去年末の忘年会議の3次会(朝までファミレス)で、「企業のPCセキュリティ対策について、普通のPCに監視ツールをいれたり制限をかけるのがいいか、HDDやUSBなどのインタフェースを一切もたないダム端末+MetaFrameのようなターミナルサービスの組み合わせがいいか」というような話題が出ました。
・確かに営業職とかはダム端もどきで充分だよねー
・今どきそれはナンセンスでしょ
・でも監視ツールって抜け道いくらでもあるし…
・各PCを監視するよりサーバだけを監視する方が楽かつ効果的だよ
・つか、今のPCをダムに全とっかえするわけ?
・だよねー。大企業の方がやらなきゃだろうし。
・台数が多いとターミナルサービスけっこうキビシイんじゃ…
などなどいろんな意見がありました。もうすでにだいぶ忘れてしまったんですが。(汗)
で、明けて1月4日、日立が次のような発表をしています。
抜本的な情報漏洩防止策を施した情報システムを開発し情報・通信グループを対象に導入
日立製作所 情報・通信グループ(グループ長&CEO:古川 一夫、以下 日立)は、このたび、モバイルPCの盗難や紛失などにより、モバイルPCのハードディスクに格納された情報の漏洩を抜本的に防止するため、ハードディスクを社内のサーバーに置き、通信・ネットワークを活用することで、いつでも、どこでも、安全かつ安心して利用できる、ハードディスクを内蔵しないモバイル端末を利用した情報システムを開発しました。まず、情報・通信グループでモバイル端末を利用している従業員を対象として本システムを適用し、2004年度中に2,000台、2005年度中に8,000台の新型モバイル端末を導入していく計画です。
社内での運用でノウハウをためて、社外への販売も検討するそうです。早期に実現すれば、競合がほとんどいない状態のこと、さくっと広まるかもしれません。というのも、こういった専用端末に切り替えると、PCの操作監視ツールや資産管理ソフト、検疫ネットワークなどがいらなくなります。まだこういったこまごましたセキュリティ対策を行っていない会社の場合は、専用端末を選んだとしても予算的に見合うんじゃないかと思うわけです。
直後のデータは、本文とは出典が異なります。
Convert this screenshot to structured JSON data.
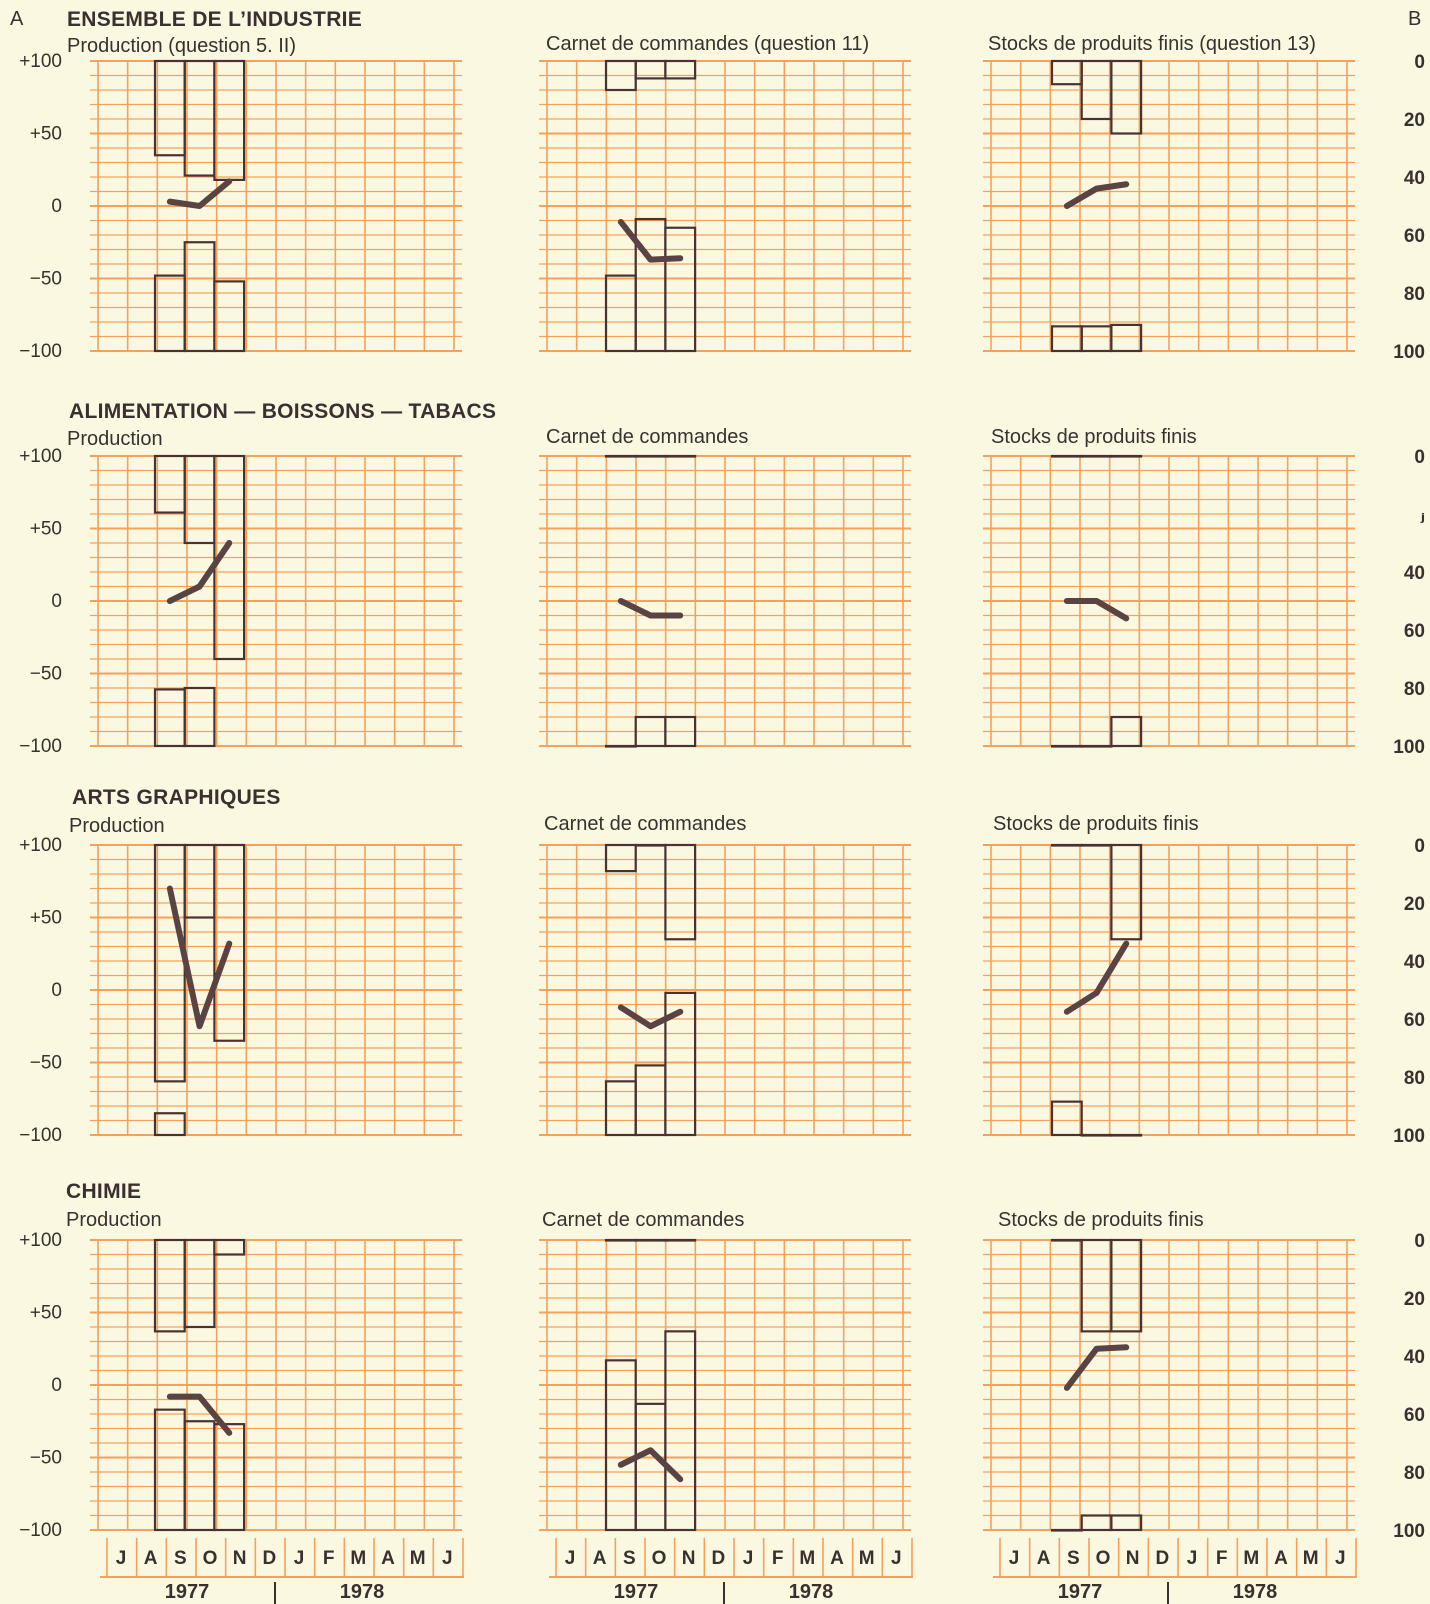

これまでは、PCでなんでもできる状態なのを監視ツールで監視・制限するという方向でしたが、必要最低限のことしかやらせない、という方向に流れが戻っていくかもしれません。その振り子がどこで収束するのか、またはしないのか、そもそも日立の発表ぐらいじゃ揺れないのか…。監視ツールを販売していた者としては興味津々なのでした。
ところでこのダム端末もどき、今のところ日立は「新型モバイル端末」といっています。これにいい呼び名がつくかどうかも普及のポイントだったりして。